オランダのRoyal Philips Electronicsの米国子会社Philips Componentsと電子インク(electronic ink)技術を手掛ける米E Inkが米国時間6月5日に,ハンドヘルド機器向け“電子ペーパー”ディスプレイのプロトタイプを公開した。画面サイズは5インチ。電子ペーパー

 サンノゼで開幕したディスプレイの展示会「Society for Information Display(SID) Symposium, Seminar and Exhibition」で発表したもの。

 両社は2001年2月末にE Ink社の電子インク技術をベースにしたハンドヘルド機器向けディスプレイの共同開発に関し包括提携関係に入っている。

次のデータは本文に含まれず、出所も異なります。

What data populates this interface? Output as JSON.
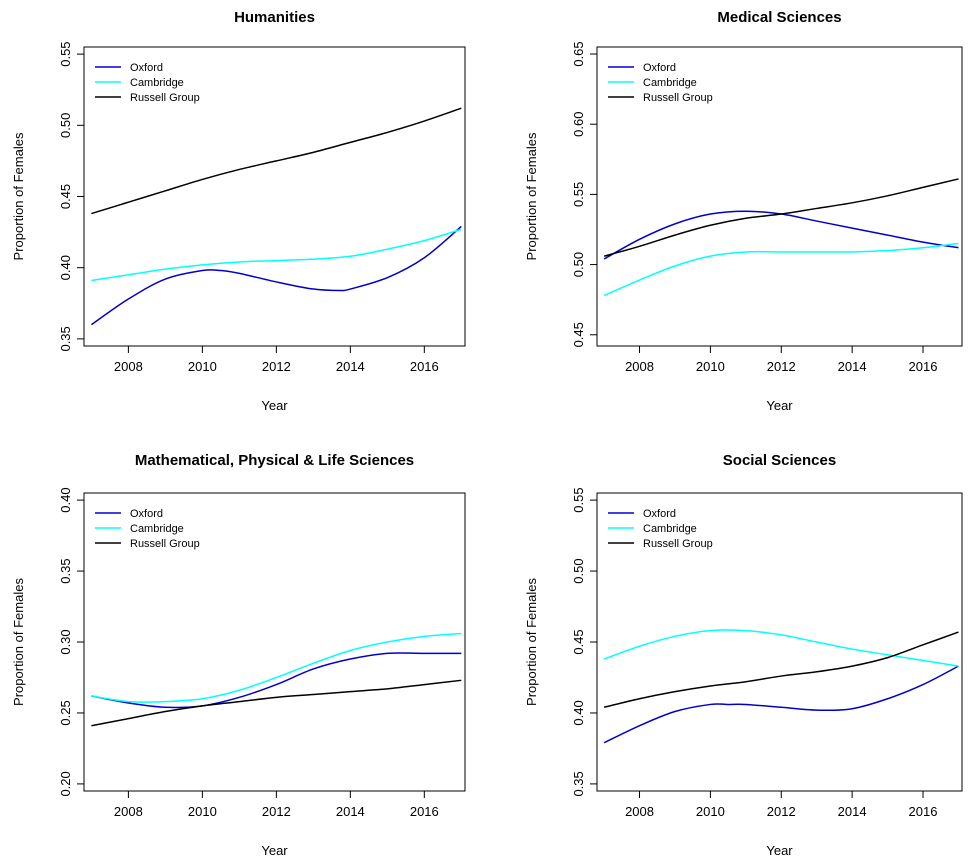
{
  "chart_data": [
    {
      "type": "line",
      "title": "Humanities",
      "xlabel": "Year",
      "ylabel": "Proportion of Females",
      "xlim": [
        2006.8,
        2017.1
      ],
      "ylim": [
        0.345,
        0.555
      ],
      "xticks": [
        2008,
        2010,
        2012,
        2014,
        2016
      ],
      "yticks": [
        0.35,
        0.4,
        0.45,
        0.5,
        0.55
      ],
      "xtick_labels": [
        "2008",
        "2010",
        "2012",
        "2014",
        "2016"
      ],
      "ytick_labels": [
        "0.35",
        "0.40",
        "0.45",
        "0.50",
        "0.55"
      ],
      "legend_position": "top-left",
      "legend": [
        "Oxford",
        "Cambridge",
        "Russell Group"
      ],
      "series": [
        {
          "name": "Oxford",
          "color": "#0000CD",
          "x": [
            2007,
            2008,
            2009,
            2010,
            2010.5,
            2011,
            2012,
            2013,
            2013.7,
            2014,
            2015,
            2016,
            2017
          ],
          "y": [
            0.36,
            0.378,
            0.392,
            0.398,
            0.398,
            0.396,
            0.39,
            0.385,
            0.384,
            0.385,
            0.393,
            0.407,
            0.429
          ]
        },
        {
          "name": "Cambridge",
          "color": "#00FFFF",
          "x": [
            2007,
            2008,
            2009,
            2010,
            2011,
            2012,
            2013,
            2014,
            2015,
            2016,
            2017
          ],
          "y": [
            0.391,
            0.395,
            0.399,
            0.402,
            0.404,
            0.405,
            0.406,
            0.408,
            0.413,
            0.419,
            0.427
          ]
        },
        {
          "name": "Russell Group",
          "color": "#000000",
          "x": [
            2007,
            2008,
            2009,
            2010,
            2011,
            2012,
            2013,
            2014,
            2015,
            2016,
            2017
          ],
          "y": [
            0.438,
            0.446,
            0.454,
            0.462,
            0.469,
            0.475,
            0.481,
            0.488,
            0.495,
            0.503,
            0.512
          ]
        }
      ]
    },
    {
      "type": "line",
      "title": "Medical Sciences",
      "xlabel": "Year",
      "ylabel": "Proportion of Females",
      "xlim": [
        2006.8,
        2017.1
      ],
      "ylim": [
        0.442,
        0.655
      ],
      "xticks": [
        2008,
        2010,
        2012,
        2014,
        2016
      ],
      "yticks": [
        0.45,
        0.5,
        0.55,
        0.6,
        0.65
      ],
      "xtick_labels": [
        "2008",
        "2010",
        "2012",
        "2014",
        "2016"
      ],
      "ytick_labels": [
        "0.45",
        "0.50",
        "0.55",
        "0.60",
        "0.65"
      ],
      "legend_position": "top-left",
      "legend": [
        "Oxford",
        "Cambridge",
        "Russell Group"
      ],
      "series": [
        {
          "name": "Oxford",
          "color": "#0000CD",
          "x": [
            2007,
            2008,
            2009,
            2010,
            2011,
            2012,
            2013,
            2014,
            2015,
            2016,
            2017
          ],
          "y": [
            0.504,
            0.518,
            0.529,
            0.536,
            0.538,
            0.536,
            0.531,
            0.526,
            0.521,
            0.516,
            0.512
          ]
        },
        {
          "name": "Cambridge",
          "color": "#00FFFF",
          "x": [
            2007,
            2008,
            2009,
            2010,
            2011,
            2012,
            2013,
            2014,
            2015,
            2016,
            2017
          ],
          "y": [
            0.478,
            0.489,
            0.499,
            0.506,
            0.509,
            0.509,
            0.509,
            0.509,
            0.51,
            0.512,
            0.515
          ]
        },
        {
          "name": "Russell Group",
          "color": "#000000",
          "x": [
            2007,
            2008,
            2009,
            2010,
            2011,
            2012,
            2013,
            2014,
            2015,
            2016,
            2017
          ],
          "y": [
            0.506,
            0.513,
            0.521,
            0.528,
            0.533,
            0.536,
            0.54,
            0.544,
            0.549,
            0.555,
            0.561
          ]
        }
      ]
    },
    {
      "type": "line",
      "title": "Mathematical, Physical & Life Sciences",
      "xlabel": "Year",
      "ylabel": "Proportion of Females",
      "xlim": [
        2006.8,
        2017.1
      ],
      "ylim": [
        0.195,
        0.405
      ],
      "xticks": [
        2008,
        2010,
        2012,
        2014,
        2016
      ],
      "yticks": [
        0.2,
        0.25,
        0.3,
        0.35,
        0.4
      ],
      "xtick_labels": [
        "2008",
        "2010",
        "2012",
        "2014",
        "2016"
      ],
      "ytick_labels": [
        "0.20",
        "0.25",
        "0.30",
        "0.35",
        "0.40"
      ],
      "legend_position": "top-left",
      "legend": [
        "Oxford",
        "Cambridge",
        "Russell Group"
      ],
      "series": [
        {
          "name": "Oxford",
          "color": "#0000CD",
          "x": [
            2007,
            2008,
            2009,
            2010,
            2011,
            2012,
            2013,
            2014,
            2015,
            2016,
            2017
          ],
          "y": [
            0.262,
            0.257,
            0.254,
            0.255,
            0.261,
            0.27,
            0.281,
            0.288,
            0.292,
            0.292,
            0.292
          ]
        },
        {
          "name": "Cambridge",
          "color": "#00FFFF",
          "x": [
            2007,
            2008,
            2009,
            2010,
            2011,
            2012,
            2013,
            2014,
            2015,
            2016,
            2017
          ],
          "y": [
            0.262,
            0.258,
            0.258,
            0.26,
            0.266,
            0.275,
            0.285,
            0.294,
            0.3,
            0.304,
            0.306
          ]
        },
        {
          "name": "Russell Group",
          "color": "#000000",
          "x": [
            2007,
            2008,
            2009,
            2010,
            2011,
            2012,
            2013,
            2014,
            2015,
            2016,
            2017
          ],
          "y": [
            0.241,
            0.246,
            0.251,
            0.255,
            0.258,
            0.261,
            0.263,
            0.265,
            0.267,
            0.27,
            0.273
          ]
        }
      ]
    },
    {
      "type": "line",
      "title": "Social Sciences",
      "xlabel": "Year",
      "ylabel": "Proportion of Females",
      "xlim": [
        2006.8,
        2017.1
      ],
      "ylim": [
        0.345,
        0.555
      ],
      "xticks": [
        2008,
        2010,
        2012,
        2014,
        2016
      ],
      "yticks": [
        0.35,
        0.4,
        0.45,
        0.5,
        0.55
      ],
      "xtick_labels": [
        "2008",
        "2010",
        "2012",
        "2014",
        "2016"
      ],
      "ytick_labels": [
        "0.35",
        "0.40",
        "0.45",
        "0.50",
        "0.55"
      ],
      "legend_position": "top-left",
      "legend": [
        "Oxford",
        "Cambridge",
        "Russell Group"
      ],
      "series": [
        {
          "name": "Oxford",
          "color": "#0000CD",
          "x": [
            2007,
            2008,
            2009,
            2010,
            2010.5,
            2011,
            2012,
            2013,
            2014,
            2015,
            2016,
            2017
          ],
          "y": [
            0.379,
            0.391,
            0.401,
            0.406,
            0.406,
            0.406,
            0.404,
            0.402,
            0.403,
            0.41,
            0.42,
            0.433
          ]
        },
        {
          "name": "Cambridge",
          "color": "#00FFFF",
          "x": [
            2007,
            2008,
            2009,
            2010,
            2011,
            2012,
            2013,
            2014,
            2015,
            2016,
            2017
          ],
          "y": [
            0.438,
            0.447,
            0.454,
            0.458,
            0.458,
            0.455,
            0.45,
            0.445,
            0.441,
            0.437,
            0.433
          ]
        },
        {
          "name": "Russell Group",
          "color": "#000000",
          "x": [
            2007,
            2008,
            2009,
            2010,
            2011,
            2012,
            2013,
            2014,
            2015,
            2016,
            2017
          ],
          "y": [
            0.404,
            0.41,
            0.415,
            0.419,
            0.422,
            0.426,
            0.429,
            0.433,
            0.439,
            0.448,
            0.457
          ]
        }
      ]
    }
  ]
}
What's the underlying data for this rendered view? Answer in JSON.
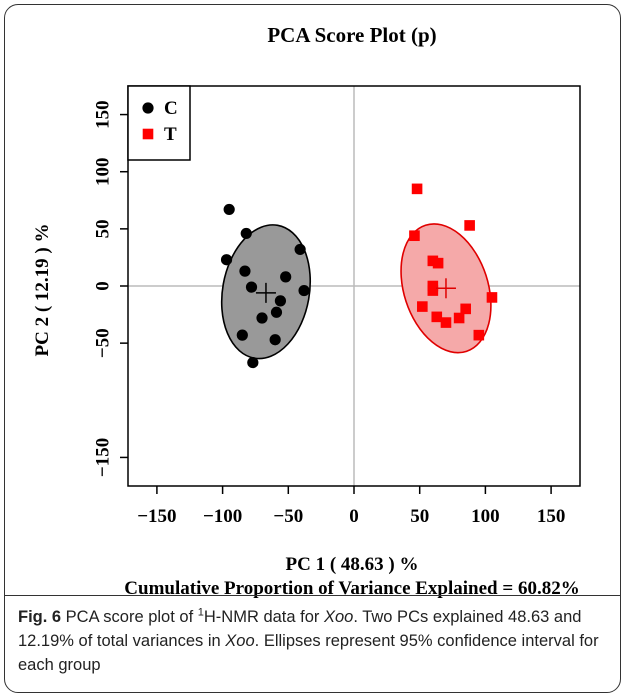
{
  "chart_data": {
    "type": "scatter",
    "title": "PCA Score Plot (p)",
    "xlabel": "PC 1  ( 48.63 ) %",
    "xlabel2": "Cumulative Proportion of Variance Explained = 60.82%",
    "ylabel": "PC 2  ( 12.19 ) %",
    "xlim": [
      -172,
      172
    ],
    "ylim": [
      -175,
      175
    ],
    "xticks": [
      -150,
      -100,
      -50,
      0,
      50,
      100,
      150
    ],
    "xtick_labels": [
      "−150",
      "−100",
      "−50",
      "0",
      "50",
      "100",
      "150"
    ],
    "yticks": [
      -150,
      -50,
      0,
      50,
      100,
      150
    ],
    "ytick_labels": [
      "−150",
      "−50",
      "0",
      "50",
      "100",
      "150"
    ],
    "legend_position": "top-left",
    "zero_lines": true,
    "series": [
      {
        "name": "C",
        "marker": "circle",
        "color": "#000000",
        "ellipse_fill": "#999999",
        "center": [
          -67,
          -6
        ],
        "ellipse": {
          "cx": -67,
          "cy": -5,
          "rx": 33,
          "ry": 59,
          "angle": 10
        },
        "points": [
          [
            -95,
            67
          ],
          [
            -97,
            23
          ],
          [
            -82,
            46
          ],
          [
            -83,
            13
          ],
          [
            -78,
            -1
          ],
          [
            -70,
            -28
          ],
          [
            -59,
            -23
          ],
          [
            -56,
            -13
          ],
          [
            -52,
            8
          ],
          [
            -41,
            32
          ],
          [
            -38,
            -4
          ],
          [
            -85,
            -43
          ],
          [
            -60,
            -47
          ],
          [
            -77,
            -67
          ]
        ]
      },
      {
        "name": "T",
        "marker": "square",
        "color": "#ff0000",
        "ellipse_fill": "#f5a9a9",
        "center": [
          70,
          -2
        ],
        "ellipse": {
          "cx": 70,
          "cy": -2,
          "rx": 32,
          "ry": 58,
          "angle": -18
        },
        "points": [
          [
            48,
            85
          ],
          [
            46,
            44
          ],
          [
            88,
            53
          ],
          [
            60,
            22
          ],
          [
            64,
            20
          ],
          [
            60,
            0
          ],
          [
            60,
            -4
          ],
          [
            105,
            -10
          ],
          [
            52,
            -18
          ],
          [
            85,
            -20
          ],
          [
            63,
            -27
          ],
          [
            80,
            -28
          ],
          [
            70,
            -32
          ],
          [
            95,
            -43
          ]
        ]
      }
    ]
  },
  "caption": {
    "label": "Fig. 6",
    "text_before_sup": " PCA score plot of ",
    "sup": "1",
    "text_after_sup": "H-NMR data for ",
    "italic1": "Xoo",
    "text_mid": ". Two PCs explained 48.63 and 12.19% of total variances in ",
    "italic2": "Xoo",
    "text_end": ". Ellipses represent 95% confidence interval for each group"
  }
}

提携の一環として,Philips社はE Ink社に出資も行った

 両社が発表したハンドヘルド機器向けディスプレイのプロトタイプは,Philips社のアクティブ・マトリクス技術とE Ink社の電子インク技術を組み合わせたもの。当初のモジュールは白黒/グレイスケール表示のみで,テキストおよび画像が表示できる。解像度は80画素/インチ。

 「従来のハンドヘルド機向けディスプレイ技術と比べ,読みやすさが著しく向上している」(両社)という。

 両社は携帯情報端末(PDA),携帯電話,電子ブック端末,電子メール端末などの製品に向けた高解像度の電子インク・ディスプレイに関し,2003年の実用化を目指して協力体制を敷いている。

 E Ink社によれば,同社が手掛ける電子インク技術は,読みやすさ,低消費電力,薄さの3点で優れているという。反射型カラーLCDと比べ,6倍以上の明るさを確保,コントラストは新聞よりも高い。暗がりでも直射日光の当たるところでも,またどの角度からでもはっきりと読み取れるという。

 また,ディスプレイの電源を切っても画面に表示が残り,通常の使い方なら明るいバックライトが不要なので,携帯機器の電池動作時間を延ばせる。ディスプレイは通常のLCDに比べて,30~50%薄型・軽量にできるという。

 E Ink 社は、マサチューセッツ州ケンブリッジに拠点を置く。米Lucent Technologies社のほか、米Motorolaやベンチャー・キャピタル(VC)など数社が電子ペーパーの開発を目的として1997年に設立した未公開企業である。 従来のSiトランジスタを用いた電子インクの表示ディスプレイ「Immedia」などを開発している。2000年11月にLucent社と共同で電子ペーパーのプロトタイプを初披露しており,2001年4月には米IBM Researchとの提携により,表示速度を10倍高速化した新版のプロトタイプを公開している。